ASMR has Become a Staple for my Mental Health

Insomnia is something I have struggled with for a few years of my life, but it has caused extreme fatigue and has also worsened my mental health. Living in dorms did not help especially with my next-door neighbors shouting every night and the people who lived above me stomping until the early hours of the morning. Even living off campus has not been forgiving to my sleep schedule because as I progress in my degree, my classes begin to be more time consuming.

 

I either lose sleep from working on my assignments until two in the morning or my stress and anxiety cause me to toss and turn for most of the night. The best tactic I have found to battle my insomnia over the years is taking melatonin, but I found that as I increased the dosage of melatonin, my tolerance for it also increased. My body began to rely on the melatonin pills, so it stopped producing my natural melatonin.
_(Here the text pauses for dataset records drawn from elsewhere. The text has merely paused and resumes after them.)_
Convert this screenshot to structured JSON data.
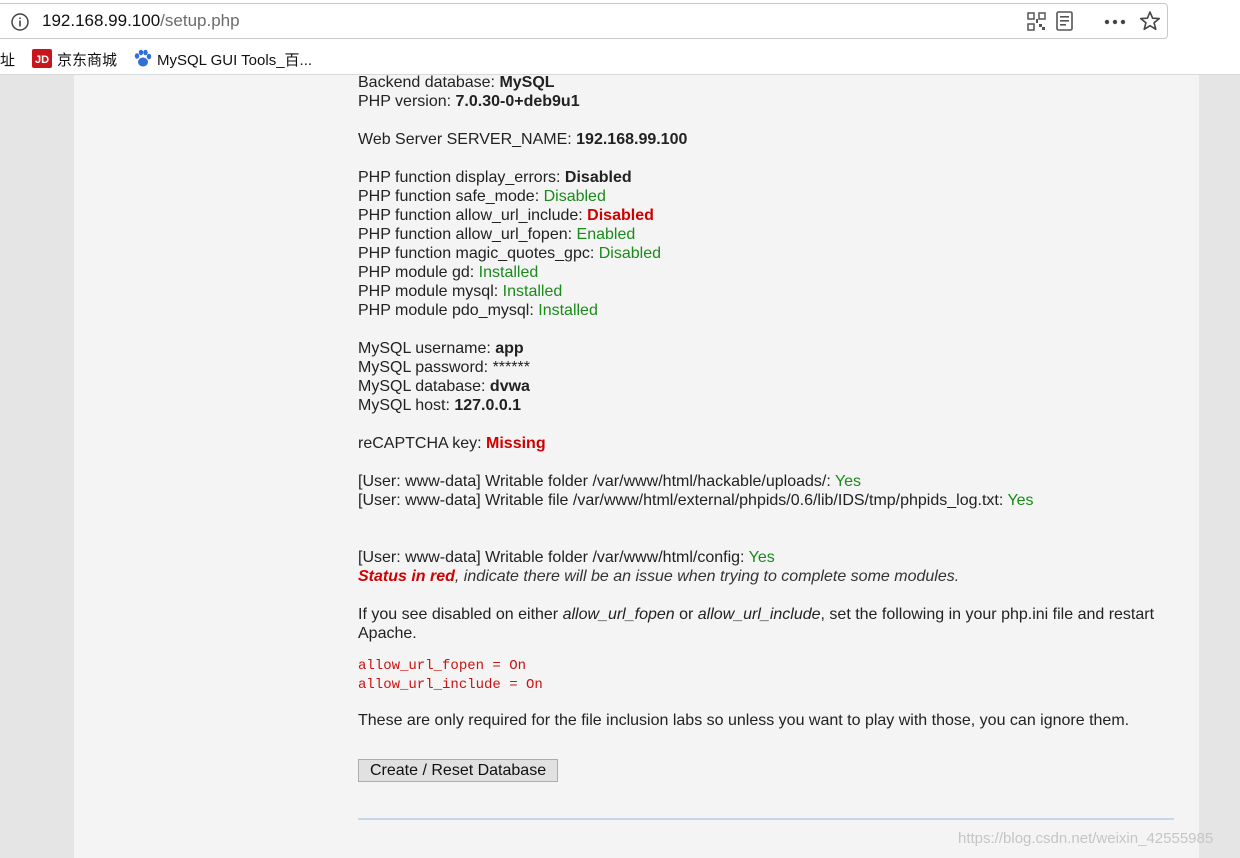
{
  "browser": {
    "url_host": "192.168.99.100",
    "url_path": "/setup.php",
    "bookmarks": [
      {
        "label": "址",
        "icon": "folder-icon"
      },
      {
        "label": "京东商城",
        "icon": "jd-logo-icon"
      },
      {
        "label": "MySQL GUI Tools_百...",
        "icon": "baidu-paw-icon"
      }
    ]
  },
  "setup": {
    "backend_label": "Backend database: ",
    "backend_value": "MySQL",
    "php_version_label": "PHP version: ",
    "php_version_value": "7.0.30-0+deb9u1",
    "server_name_label": "Web Server SERVER_NAME: ",
    "server_name_value": "192.168.99.100",
    "display_errors_label": "PHP function display_errors: ",
    "display_errors_value": "Disabled",
    "safe_mode_label": "PHP function safe_mode: ",
    "safe_mode_value": "Disabled",
    "allow_url_include_label": "PHP function allow_url_include: ",
    "allow_url_include_value": "Disabled",
    "allow_url_fopen_label": "PHP function allow_url_fopen: ",
    "allow_url_fopen_value": "Enabled",
    "magic_quotes_label": "PHP function magic_quotes_gpc: ",
    "magic_quotes_value": "Disabled",
    "gd_label": "PHP module gd: ",
    "gd_value": "Installed",
    "mysql_label": "PHP module mysql: ",
    "mysql_value": "Installed",
    "pdo_label": "PHP module pdo_mysql: ",
    "pdo_value": "Installed",
    "db_user_label": "MySQL username: ",
    "db_user_value": "app",
    "db_pass_label": "MySQL password: ",
    "db_pass_value": "******",
    "db_name_label": "MySQL database: ",
    "db_name_value": "dvwa",
    "db_host_label": "MySQL host: ",
    "db_host_value": "127.0.0.1",
    "recaptcha_label": "reCAPTCHA key: ",
    "recaptcha_value": "Missing",
    "uploads_label": "[User: www-data] Writable folder /var/www/html/hackable/uploads/: ",
    "uploads_value": "Yes",
    "phpids_label": "[User: www-data] Writable file /var/www/html/external/phpids/0.6/lib/IDS/tmp/phpids_log.txt: ",
    "phpids_value": "Yes",
    "config_label": "[User: www-data] Writable folder /var/www/html/config: ",
    "config_value": "Yes",
    "status_red": "Status in red",
    "status_note": ", indicate there will be an issue when trying to complete some modules.",
    "ini_text_1": "If you see disabled on either ",
    "ini_em_1": "allow_url_fopen",
    "ini_text_2": " or ",
    "ini_em_2": "allow_url_include",
    "ini_text_3": ", set the following in your php.ini file and restart Apache.",
    "code_line_1": "allow_url_fopen = On",
    "code_line_2": "allow_url_include = On",
    "inclusion_note": "These are only required for the file inclusion labs so unless you want to play with those, you can ignore them.",
    "button_label": "Create / Reset Database"
  },
  "watermark": "https://blog.csdn.net/weixin_42555985",
  "colors": {
    "ok": "#1a8a1a",
    "error": "#d10000",
    "code": "#cc1111"
  }
}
I knew that it wasn’t healthy to take Nyquil every night unless I was sick, and I had also tried yoga and meditating. Although both helped me relax, nothing seemed to help me fall asleep more easily.

Sleepy girl in bed

That was until, last summer, when a friend recommended that I try ASMR for the simple reason that it helps depression, anxiety, and insomnia. I decided to try it out because it was my next best option at that point. ASMR, for those who don’t know, is an acronym for autonomous sensory meridian response. According to sleep.org, ASMR is “a feeling of euphoric tingling and relaxation that can come over someone when he or she watches certain videos or hears certain sounds.” These visuals or sounds are called triggers. Some of my favorite triggers include tapping, soft mic scratching, finger fluttering, and intense whispering.

 

Every “ASMR-tist”, as they are called in the YouTube community, has their own specialty but most of them experiment with all different kinds of ASMR. Some like to stick to specifically focusing on your triggers, while others enjoy doing role play whether it be of a favorite character in a book or TV show or of a doctor, hairdresser, or some other occupation. I started out with the videos that focus on your triggers, but recently I have been watching more role play.Anna Schultz-Girl Using Laptop In Cozy Bed  

The only downfall of ASMR is that if you watch it too often, you can become immune to tingles. This has only happened to me a few times, but luckily there a few fixes. One is to stop watching or listening to ASMR for a few nights and your tingles will come back within a few days. Another fix is to watch the ASMR videos that are made specifically for immunity. These usually include more intense triggers that are supposed to give you more tingles. Sometimes, if you have developed an immunity, this may not work so it is just best to take a few nights off from watching or listening to it.  

 

ASMR has nearly cured my insomnia and has helped fixed my sleep schedule. I watch ASMR videos on YouTube to help me fall asleep but only when I need it, which is most nights. Sometimes, I even watch or listen to ASMR when I am feeling depressed or anxious. It helps coax me out of my panic attacks and promotes a healthy mindset when I am going through a depressive episode. Since I’ve started watching ASMR, I’ve noticed my mental health has been better and I have been a calmer person.